11 Small Scale Projects


11.1 An R Code Chunk

Save the following code as CodeChunk.R

sum_squared <- function(x1, x2) {
    y <- (x1 + x2)^2
    return(y)
} 

x <- c(0,1,3,10,6)
sum_squared(x[1], x[3])
sum_squared(x, x[2])
sum_squared(x, x[7])
sum_squared(x, x) 

Clean the workspace In the right panels, manually cleanup

  • save the code as MyFirstCode.R
  • clear the environment and history (use the broom in top right panel)
  • clear unsaved plots (use the broom in bottom right panel)

Replicate using the grahical user interface (GUI) while in Rstudio either using a “point-click” or “console” method

GUI: point-click click ‘Source > Source as a local job’ on top right

GUI: console into the console on the bottom left, enter

source('MyFirstCode.R')

CLI Alternatives (Skippable) There are also alternative ways to replicate via the command line interface (CLI) after opening a terminal

CLI: console

Rscript -e "source('CodeChunk.R')"

CLI: direct

Rscript CodeChunk.R

Note that you can open a new terminal in RStudio in the top bar by clicking ‘tools > terminal > new terminal’

11.2 An R Markdown Document

11.2.1 Copy/Paste Example

Download

See DataScientism.html

Download source file from DataScientism.Rmd

Replicate

You can now create the primers by opening the Rstudio GUI and then point-and-click.

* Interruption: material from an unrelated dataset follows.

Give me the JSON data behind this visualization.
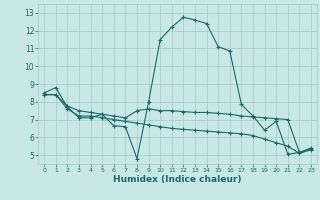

Alternatively, you can use the console to run

rmarkdown::render('DataScientism.Rmd')

11.2.2 A Homework Example

Below is a template of what homework questions (and answers) look like. Create an .Rmd from scratch that produces a similar looking .html file.

Question 1 Simulate 100 random observations of the form \(y=x\beta+\epsilon\) and plot the relationship. Plot and explore the data interactively via plotly, https://plotly.com/r/line-and-scatter/. Then play around with different styles, https://www.r-graph-gallery.com/13-scatter-plot.html, to best express your point.

Answer I simulate \(400\) observations for \(\epsilon \sim 2\times N(0,1)\) and \(\beta=4\), as seen in this single chunk. Notice an upward trend.

n <- 100
E <- rnorm(n)
X <- seq(n)
Y <- 4*X + 2*E

library(plotly)
plot_ly( data=data.frame(X=X,Y=Y), x=~X, y=~Y)

Question 2 Verify the definition of a line segment for points \(A=(0,3), B=(1,5)\) using a \(101 \times 101\) grid. Recall a line segment is all points \(s\) that have \(d(s, A) + d(s, B) = d(A, B)\).

Answer

library(sf)
s_1 <- c(0,3)
s_2 <- c(1,5)
Seg1 <- st_linestring( rbind(s_1,s_2) )
grid_pts <- expand.grid(
    x=seq(s_1[1],s_2[1], length.out=101),
    y=seq(s_1[2],s_2[2], length.out=101)
)

Seg1_dist <- dist( Seg1 )
grid_pts$dist <- apply(grid_pts, 1, function(s){
    dist( rbind(s,s_1) ) + dist( rbind(s,s_2) ) })
grid_pts$seg <- grid_pts$dist == Seg1_dist

D_point_seg <- st_multipoint( as.matrix(grid_pts[grid_pts$seg==T,1:2]) ) 
D_point_notseg <- st_multipoint( as.matrix(grid_pts[grid_pts$seg==F,1:2]) ) 

plot(Seg1)
points(D_point_notseg, col=2, pch='.')
points(D_point_seg)
box()

11.3 Posters and Slides

See

And download source files

Simply change the name to your own, and compile the document. If you have not installed Latex, then you must do that or specify a different output in order to compile DataScientism_Slides. For example, simply change output: beamer_presentation to output: ioslides_presentation on line 6.